Разумная в основании мысль Сперанского, осуществленная преобразованием духовных училищ, произвела бесспорный вред, отдалив клир от народа, вместо того чтобы сблизить их, и посеяв раздор в самом клире, разделившемся на «черненьких и беленьких». Любопытный факт общественной патологии в этом смысле явила, между прочим, известная книга отца Беллюстина «О сельском духовенстве», составившая своего рода эпоху в истории административных и законодательных отношений к духовенству, продолжающихся отчасти доселе. Не щадя желчи и мрачных красок для изображения архиереев, которых автор величает «сатрапами в рясах», он с презрением, с гнушением опрокидывается на низший причт, даже не догадавшись, что обличает этим в иерее такого же сатрапа по отношению к дьячкам и дьяконам, каким описан архиерей по отношению ко всему духовенству.

Продолжаю прерванную нить рассказа. Не на радость семье был дядя Федор, сказал я. В молодости ему предстояла солдатчина. Попал ли он под один из тех указов, которыми от времени до времени производилось «очищение» духовенства, или же совершил какую-нибудь прямую повинность, только дед, чтобы спасти сына, вынужден был отправляться в Москву и валяться в ногах у наместника. Коленопреклоненный, со слезами молил он вельможу; но наместник был непреклонен, и дядю не миновала бы красная шапка, если бы не вступилась жена наместника, смущенная унижением «такого почтенного отца», как выразилась она, и тронутая его слезами. Черта опять не нашего времени: жена сановника присутствует при официальной аудиенции, даваемой просителю!

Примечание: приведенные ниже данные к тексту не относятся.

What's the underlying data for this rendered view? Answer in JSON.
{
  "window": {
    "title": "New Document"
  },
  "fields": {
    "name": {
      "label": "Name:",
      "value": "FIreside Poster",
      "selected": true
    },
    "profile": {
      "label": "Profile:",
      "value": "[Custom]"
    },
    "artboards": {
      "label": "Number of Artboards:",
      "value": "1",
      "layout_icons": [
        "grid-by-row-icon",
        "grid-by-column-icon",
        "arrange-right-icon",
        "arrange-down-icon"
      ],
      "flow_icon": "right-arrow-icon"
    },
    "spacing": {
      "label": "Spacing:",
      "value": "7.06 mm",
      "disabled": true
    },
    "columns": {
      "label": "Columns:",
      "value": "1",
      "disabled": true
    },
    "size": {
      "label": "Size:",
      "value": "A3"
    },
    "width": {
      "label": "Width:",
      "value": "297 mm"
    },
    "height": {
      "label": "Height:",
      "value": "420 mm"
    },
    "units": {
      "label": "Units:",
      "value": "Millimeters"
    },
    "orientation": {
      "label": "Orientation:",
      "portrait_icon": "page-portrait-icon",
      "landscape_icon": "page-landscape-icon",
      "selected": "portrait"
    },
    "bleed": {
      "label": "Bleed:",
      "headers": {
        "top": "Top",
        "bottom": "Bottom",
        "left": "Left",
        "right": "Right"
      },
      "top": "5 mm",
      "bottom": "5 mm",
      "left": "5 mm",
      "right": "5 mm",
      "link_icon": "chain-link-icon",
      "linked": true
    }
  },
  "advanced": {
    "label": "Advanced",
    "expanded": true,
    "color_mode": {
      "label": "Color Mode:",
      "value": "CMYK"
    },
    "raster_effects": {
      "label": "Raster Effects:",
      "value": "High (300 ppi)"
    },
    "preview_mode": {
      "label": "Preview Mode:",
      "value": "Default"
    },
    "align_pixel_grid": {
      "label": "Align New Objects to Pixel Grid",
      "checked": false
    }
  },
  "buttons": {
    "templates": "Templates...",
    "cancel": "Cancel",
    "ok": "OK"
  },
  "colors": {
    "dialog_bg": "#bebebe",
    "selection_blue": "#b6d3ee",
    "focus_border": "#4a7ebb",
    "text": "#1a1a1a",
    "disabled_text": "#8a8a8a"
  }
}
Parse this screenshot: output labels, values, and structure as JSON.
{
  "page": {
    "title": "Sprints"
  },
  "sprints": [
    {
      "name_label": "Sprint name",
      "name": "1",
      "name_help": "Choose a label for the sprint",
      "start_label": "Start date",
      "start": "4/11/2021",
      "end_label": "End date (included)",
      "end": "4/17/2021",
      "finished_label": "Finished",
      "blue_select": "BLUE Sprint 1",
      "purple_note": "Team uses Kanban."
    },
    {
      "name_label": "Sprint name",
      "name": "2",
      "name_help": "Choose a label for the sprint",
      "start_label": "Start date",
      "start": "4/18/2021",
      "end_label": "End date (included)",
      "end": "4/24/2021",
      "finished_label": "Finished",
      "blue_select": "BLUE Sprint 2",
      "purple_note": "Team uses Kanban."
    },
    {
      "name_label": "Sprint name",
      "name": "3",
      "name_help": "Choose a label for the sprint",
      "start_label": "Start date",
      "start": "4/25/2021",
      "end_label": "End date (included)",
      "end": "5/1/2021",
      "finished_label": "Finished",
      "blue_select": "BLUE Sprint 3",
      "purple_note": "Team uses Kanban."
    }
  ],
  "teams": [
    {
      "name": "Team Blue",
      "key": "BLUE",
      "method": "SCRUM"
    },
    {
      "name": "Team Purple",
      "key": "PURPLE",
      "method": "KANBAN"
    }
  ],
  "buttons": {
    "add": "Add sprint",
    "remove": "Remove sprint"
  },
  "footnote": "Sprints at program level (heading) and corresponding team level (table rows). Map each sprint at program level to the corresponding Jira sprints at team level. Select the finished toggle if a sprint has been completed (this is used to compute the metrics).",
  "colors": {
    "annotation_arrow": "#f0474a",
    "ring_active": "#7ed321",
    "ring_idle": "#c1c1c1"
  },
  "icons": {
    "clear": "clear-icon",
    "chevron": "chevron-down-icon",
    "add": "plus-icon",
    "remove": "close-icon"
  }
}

Спасенный от солдатчины дядя записан был в нижний земский суд и начал жизнь подьячего. Женился он потом, завел свой дом; он выстроил его в Репенке (так называется одна из городских слобод), на общественной земле, отведенной городом. Берег речки Коломенки, на котором стоял дом, начал обсыпаться, и дядя перенес свою оседлость на другой берег речки. в слободу «Запруды», где выстроил новый домик на земле, тоже отведенной городом. Там и я бывал, когда сопровождал причт со славленьем об Рождестве и Святой; кроме того, по случаю свадьбы Василия Федоровича, двоюродного брата, меня пригласили в качестве «мальчика с образом», неизбежного при благословении пред венчанием. Более я не бывал, и сам дядя навещал нас очень редко: два, много три раза в год, на Святой и об Рождестве. Не помню, чтоб он был даже на похоронах моей матери и на свадьбе сестры. Отношения между двумя братьями, а также и отношения сестер к старшему брату, вообще были холодные, чтобы не сказать неприязненные. Братьев отчасти разделяла самая разница развития и противоположность идеалов. Сестры боялись задорного, придирчивого характера, которым, к несчастию, одарен был дядя, и брани, на которую он был очень скор. Тяжелое впечатление и на нас, детей, производил этот старичок во фризовой шинели и в картузе, обыкновенно надетом глубоко, с крикливым голосом, резкими движениями и бородой, которая казалась мне всегда мало обритою, потому что колола меня при поцелуях. С приходом его обыкновенно все разговоры прекращались; начинались сухие, отрывочные, казенные вопросы о погоде, здоровье домашних и тому подобные занимательные беседы.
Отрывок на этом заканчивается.